2. The winner (IE, the group with the highest stock price at the end) will not have to take the final, and will get to meet the head of the Finance department...hopefully leading to some job connections!

I had spent the previous day staring at the financial statements of the bank for the previous two quarters. And, believe me, it was confusing for a long time. Even if you know the basics of the financial statements, new parts that you've never seen can confuse you if they aren't explained properly. Considering we were just handed statements with numbers on them, yep, I was confused.

But I managed to figure out what was going on with the statements. Our bank didn't seem particularly strong (we were hemorrhaging deposits, losing 5% every quarter. Those are basically personal bank accounts people put in your bank that you use to make money elsewhere), but there was a good opportunity for growth in retail banking by creating mortgages. This basically meant that we will have to open more branches, shift effort away from appealing to business customers, and start focusing and trying to get customer deposits back to get more money to invest,

The story we were given was that consumers are not price-sensitive, so I naturally said that we should advertise a lot, tell our bankers to spend more effort on getting more residential customers, and charge higher rates so we could have better margins.

My friend asked me "So we're going to advertise that we have higher mortgage rates?"

There ain't nothing wrong with asking the question and thinking like a businessman, which includes thinking competitively. It's so common sense that people all across the nation can think like this: cut prices, and that way you can attract more customers and beat your competition. But there are limitations to this kind of thinking.

For example, the most obvious one is that customers might not care about price very much. Starbucks can charge $4 for a cup of coffee, when I can make my own at home for 30 cents. Obviously, price isn't the biggest factor.

Scale can also be a big factor. Sure, by reducing your prices, you might get more customers. What happens if your store or bank cannot handle all those customers? Just as there are economies of scale, so there are diseconomies of scale. Once you are producing beyond a certain point, your costs actually start to rise.

For a bank, you might not have enough employees, so your quality of service suffers. That's REALLY bad if customers also care more about service than price, so you are driving them right in the arms of your competitors. You might also lose the ability to exercise due diligence on loans: you can't spend 6 hours vetting every single person asking for a mortgage when you have one guy to approve them and 1,000 people begging for loans because you are charing 6% whereas everyone else is charging 10%.
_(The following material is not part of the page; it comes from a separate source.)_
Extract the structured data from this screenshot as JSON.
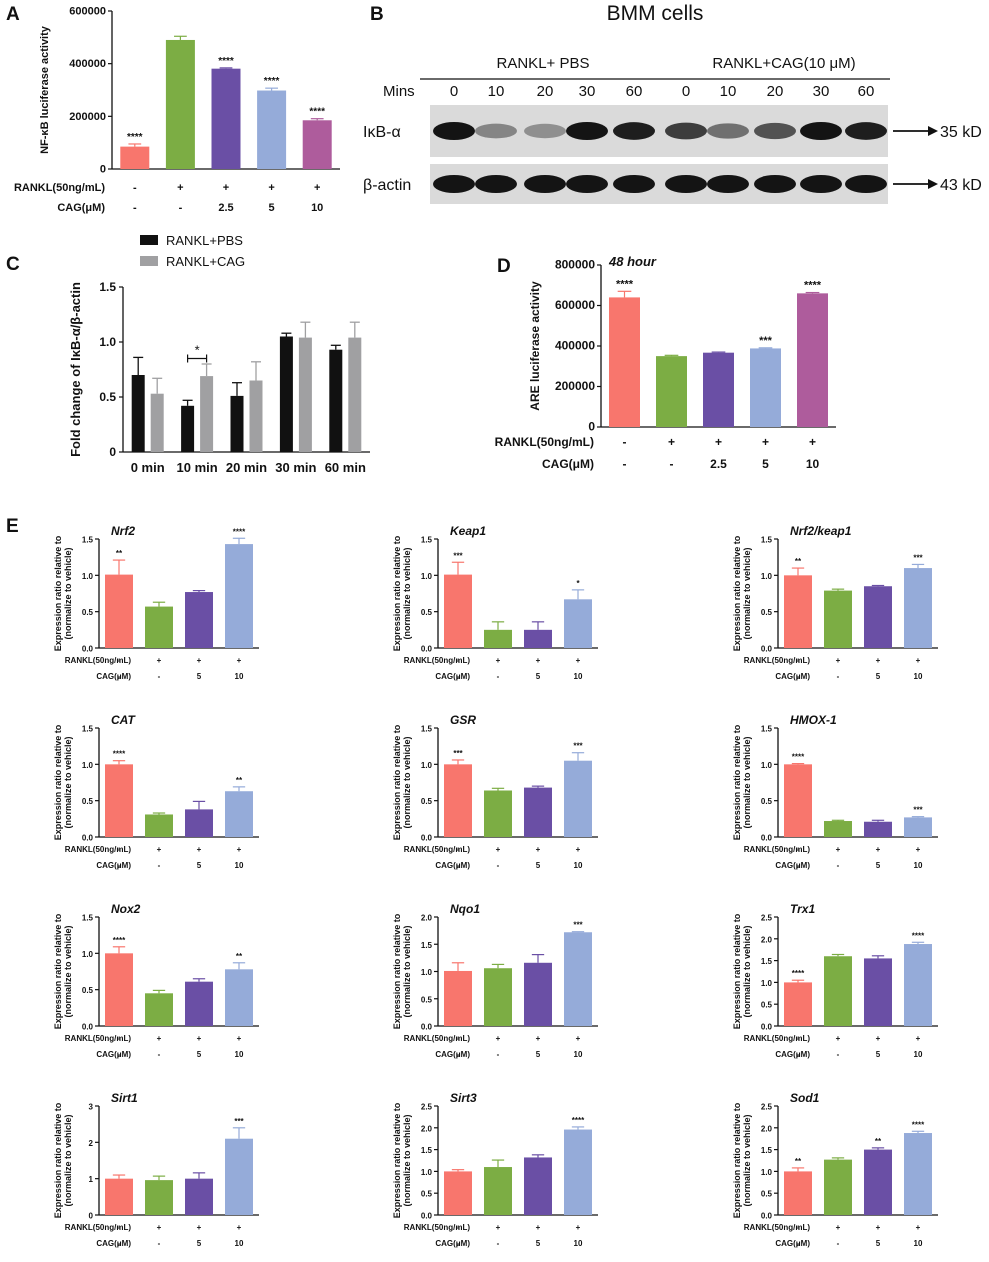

And you can't hire more workers either: your bank is only so big! Buying another bank? Extremely expensive, and can't do it because you can't make money when you are charging 6% for a mortgage and giving out 5% on savings accounts. Or, if you CAN make money, it's extremely risky...if you don't get as many loans as you want, your stuck with two banks. Which means you might very go well bankrupt. Plus, hiring more employees means you lose your own personal control. You can't watch over 30 managers as easily as you can watch over 10.


So, if your company is running into trouble, the idea of cutting your prices seems very attractive. Often times, though, it's really a trap and might put your company even more into the dumps.